Here’s Why Free Birth Control Matters

Colorado has played the free birth control trump card to take family planning to the next level. Statistics coming from the state show that free birth control results in a decline in teen pregnancy and abortion rates especially in the poorest regions.

A birth control measure that’s making the difference

Teenagers and low-income women were provided with free intrauterine devices (IUDs) and implants to prevent unwanted pregnancies. As per data, it worked. The birthrate among Colorado teenagers has declined 40% from 2009 to 2013 and the abortion rate has declined 42%, according to the Colorado Department of Public Health and Environment.

Here’s Why Free Birth Control Matters - Clapway

The young participants to the so-called “real-life experiment”, which was conducted on a six-year interval, were not older than 25 years old. They stated that the motivation behind wanting to participate to the program was that they did not want to have a child at such an early age. Most could not realistically afford to pay for medical devices.

The Colorado Department of Public Health and Environment is now busy searching for funding to keep its successful family planning initiative alive and kicking.

“Making sure Colorado women have access to safe and effective contraception is an investment in their futures and ours,” said Dr. Larry Wolk, executive director and chief medical officer for the department.

Family planning changed the lives of 30,000 Colorado women

The Colorado Department of Public Health and Environment received private funding from 2009 through June 2015, and managed to provide more than 30,000 Colorado women with long-acting reversible contraceptives. Besides the drop in teen births and abortions, the state reportedly avoided more than $80 million in Medicaid costs.

“If we want to reduce poverty, one of the simplest, fastest and cheapest things we could do would be to make sure that as few people as possible become parents before they actually want to”, said Isabel Sawhill, an economist at the Brookings Institution told the New York Times.

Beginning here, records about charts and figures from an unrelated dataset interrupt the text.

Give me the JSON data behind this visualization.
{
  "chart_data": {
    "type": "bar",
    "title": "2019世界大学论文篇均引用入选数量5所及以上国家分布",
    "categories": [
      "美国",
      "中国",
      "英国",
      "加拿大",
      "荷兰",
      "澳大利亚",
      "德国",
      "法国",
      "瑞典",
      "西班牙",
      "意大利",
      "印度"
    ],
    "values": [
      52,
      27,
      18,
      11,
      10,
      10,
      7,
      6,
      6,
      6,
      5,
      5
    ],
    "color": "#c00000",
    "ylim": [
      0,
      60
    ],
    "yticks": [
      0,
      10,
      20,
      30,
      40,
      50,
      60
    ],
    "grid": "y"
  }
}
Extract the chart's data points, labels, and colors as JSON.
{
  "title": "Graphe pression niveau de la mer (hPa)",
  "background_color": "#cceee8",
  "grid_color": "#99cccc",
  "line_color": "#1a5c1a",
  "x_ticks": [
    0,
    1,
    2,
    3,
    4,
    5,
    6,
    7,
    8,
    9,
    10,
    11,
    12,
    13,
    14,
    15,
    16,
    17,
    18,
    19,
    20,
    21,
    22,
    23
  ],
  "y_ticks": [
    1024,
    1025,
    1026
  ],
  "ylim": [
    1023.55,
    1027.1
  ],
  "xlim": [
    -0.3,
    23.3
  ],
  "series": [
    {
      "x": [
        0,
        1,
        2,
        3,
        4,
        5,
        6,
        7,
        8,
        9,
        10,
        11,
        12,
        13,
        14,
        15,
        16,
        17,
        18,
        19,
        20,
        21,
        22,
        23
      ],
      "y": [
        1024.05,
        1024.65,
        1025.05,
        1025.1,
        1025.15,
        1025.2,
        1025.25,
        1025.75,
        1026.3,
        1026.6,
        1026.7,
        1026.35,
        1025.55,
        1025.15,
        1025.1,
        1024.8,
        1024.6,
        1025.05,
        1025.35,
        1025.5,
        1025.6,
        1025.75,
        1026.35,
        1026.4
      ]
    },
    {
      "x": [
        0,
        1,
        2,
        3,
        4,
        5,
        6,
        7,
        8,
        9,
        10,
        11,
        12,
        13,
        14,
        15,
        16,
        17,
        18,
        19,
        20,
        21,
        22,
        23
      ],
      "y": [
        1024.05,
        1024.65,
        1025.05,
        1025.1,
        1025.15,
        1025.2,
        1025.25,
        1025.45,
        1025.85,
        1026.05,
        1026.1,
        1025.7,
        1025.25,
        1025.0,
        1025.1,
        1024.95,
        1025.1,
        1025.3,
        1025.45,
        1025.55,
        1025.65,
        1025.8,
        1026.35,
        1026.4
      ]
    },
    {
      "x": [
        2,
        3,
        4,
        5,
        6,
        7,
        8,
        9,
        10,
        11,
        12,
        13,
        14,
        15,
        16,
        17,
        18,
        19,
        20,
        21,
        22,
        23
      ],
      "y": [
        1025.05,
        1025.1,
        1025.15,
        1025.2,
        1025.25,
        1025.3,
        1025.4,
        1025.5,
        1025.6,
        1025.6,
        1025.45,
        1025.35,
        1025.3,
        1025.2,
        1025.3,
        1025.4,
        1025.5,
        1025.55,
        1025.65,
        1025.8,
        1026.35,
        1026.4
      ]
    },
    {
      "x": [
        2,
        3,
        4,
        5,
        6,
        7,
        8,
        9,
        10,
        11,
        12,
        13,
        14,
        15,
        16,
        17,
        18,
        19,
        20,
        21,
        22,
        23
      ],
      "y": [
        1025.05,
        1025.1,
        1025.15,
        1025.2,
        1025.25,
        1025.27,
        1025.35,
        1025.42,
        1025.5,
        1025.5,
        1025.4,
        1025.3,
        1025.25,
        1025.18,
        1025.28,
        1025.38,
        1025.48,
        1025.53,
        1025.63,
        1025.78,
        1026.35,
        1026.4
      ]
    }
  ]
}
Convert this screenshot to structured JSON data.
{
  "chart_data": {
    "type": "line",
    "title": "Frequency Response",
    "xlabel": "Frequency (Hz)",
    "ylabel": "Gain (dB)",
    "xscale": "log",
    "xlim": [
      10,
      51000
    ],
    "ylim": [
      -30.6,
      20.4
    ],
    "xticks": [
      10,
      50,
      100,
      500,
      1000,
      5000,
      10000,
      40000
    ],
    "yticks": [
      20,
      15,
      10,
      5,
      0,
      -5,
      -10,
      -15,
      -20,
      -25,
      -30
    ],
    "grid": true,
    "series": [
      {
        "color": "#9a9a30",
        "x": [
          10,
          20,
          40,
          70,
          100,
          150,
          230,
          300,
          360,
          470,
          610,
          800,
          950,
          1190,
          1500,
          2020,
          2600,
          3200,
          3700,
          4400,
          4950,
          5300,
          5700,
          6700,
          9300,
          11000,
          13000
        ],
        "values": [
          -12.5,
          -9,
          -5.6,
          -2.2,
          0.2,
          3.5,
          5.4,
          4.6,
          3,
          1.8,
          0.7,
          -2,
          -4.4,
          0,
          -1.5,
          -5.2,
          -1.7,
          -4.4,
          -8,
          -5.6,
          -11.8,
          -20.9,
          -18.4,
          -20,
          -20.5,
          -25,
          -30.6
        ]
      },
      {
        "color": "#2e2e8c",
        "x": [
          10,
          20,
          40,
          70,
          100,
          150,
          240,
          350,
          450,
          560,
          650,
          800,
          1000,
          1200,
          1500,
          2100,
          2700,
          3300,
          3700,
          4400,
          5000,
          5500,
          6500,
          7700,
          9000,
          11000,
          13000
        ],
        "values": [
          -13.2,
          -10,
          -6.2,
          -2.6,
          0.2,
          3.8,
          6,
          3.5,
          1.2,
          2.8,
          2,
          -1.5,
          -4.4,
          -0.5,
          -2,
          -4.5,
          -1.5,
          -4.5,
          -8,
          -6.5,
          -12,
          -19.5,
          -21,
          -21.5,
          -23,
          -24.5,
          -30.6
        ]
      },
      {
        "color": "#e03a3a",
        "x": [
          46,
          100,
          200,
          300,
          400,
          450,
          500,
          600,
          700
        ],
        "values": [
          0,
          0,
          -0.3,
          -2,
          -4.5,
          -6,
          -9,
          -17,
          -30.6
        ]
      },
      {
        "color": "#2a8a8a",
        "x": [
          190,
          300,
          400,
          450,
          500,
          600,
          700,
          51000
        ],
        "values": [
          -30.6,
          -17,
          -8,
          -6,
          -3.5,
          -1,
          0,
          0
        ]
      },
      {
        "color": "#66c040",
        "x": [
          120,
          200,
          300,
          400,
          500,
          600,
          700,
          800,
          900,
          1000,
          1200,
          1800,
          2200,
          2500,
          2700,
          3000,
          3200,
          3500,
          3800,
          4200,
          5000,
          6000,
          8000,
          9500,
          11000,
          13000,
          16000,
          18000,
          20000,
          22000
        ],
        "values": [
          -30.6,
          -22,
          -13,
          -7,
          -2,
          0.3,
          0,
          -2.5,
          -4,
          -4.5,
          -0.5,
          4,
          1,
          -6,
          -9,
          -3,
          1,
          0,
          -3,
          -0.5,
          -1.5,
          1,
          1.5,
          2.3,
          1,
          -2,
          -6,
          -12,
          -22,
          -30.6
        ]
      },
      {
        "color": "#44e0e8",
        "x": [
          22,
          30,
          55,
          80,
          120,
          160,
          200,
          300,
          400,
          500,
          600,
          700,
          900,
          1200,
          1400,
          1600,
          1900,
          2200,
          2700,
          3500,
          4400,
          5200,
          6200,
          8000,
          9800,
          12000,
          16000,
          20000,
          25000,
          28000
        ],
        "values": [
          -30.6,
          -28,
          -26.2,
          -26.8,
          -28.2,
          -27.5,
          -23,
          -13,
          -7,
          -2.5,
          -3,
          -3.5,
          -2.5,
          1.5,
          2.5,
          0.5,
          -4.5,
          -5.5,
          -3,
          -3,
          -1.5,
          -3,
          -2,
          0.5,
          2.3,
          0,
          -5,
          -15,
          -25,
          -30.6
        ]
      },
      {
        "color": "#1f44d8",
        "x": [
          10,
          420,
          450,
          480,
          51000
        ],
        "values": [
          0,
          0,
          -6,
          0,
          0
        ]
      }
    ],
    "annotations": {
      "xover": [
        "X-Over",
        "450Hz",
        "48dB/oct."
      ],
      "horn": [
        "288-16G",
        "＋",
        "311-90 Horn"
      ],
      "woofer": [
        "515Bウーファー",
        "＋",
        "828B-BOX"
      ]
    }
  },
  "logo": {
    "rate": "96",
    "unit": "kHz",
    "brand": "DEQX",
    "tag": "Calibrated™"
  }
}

The effort is ongoing as 275,000 Colorado women are still in need of financial assistance for family planning.

About half of the 6.6 million pregnancies in the U.S. each year are unintended

According to the Guttmacher Institute, the U.S. unintended pregnancy rate is significantly higher than the rate in many other developed countries. Currently, about half of the 6.6 million pregnancies in the United States each year — 3.4 million — are unintended.

This has in turn serious repercussion on maternal and child health outcomes, as well as broader societal and economic implications – both at household and national level.

A national public health goal

For these reasons, the unintended pregnancy rate has been set as a national public health goal. The U.S. Department of Health and Human Services’ ‘Healthy People 2020’ campaign aims to “reduce unintended pregnancy by 10%, from 49% of pregnancies to 44% of pregnancies, over the next 10 years”.

Teenage births have been declining on national levels. But medical experts have affirmed that Colorado has managed to take family planning to the next level. Is free birth control the answer?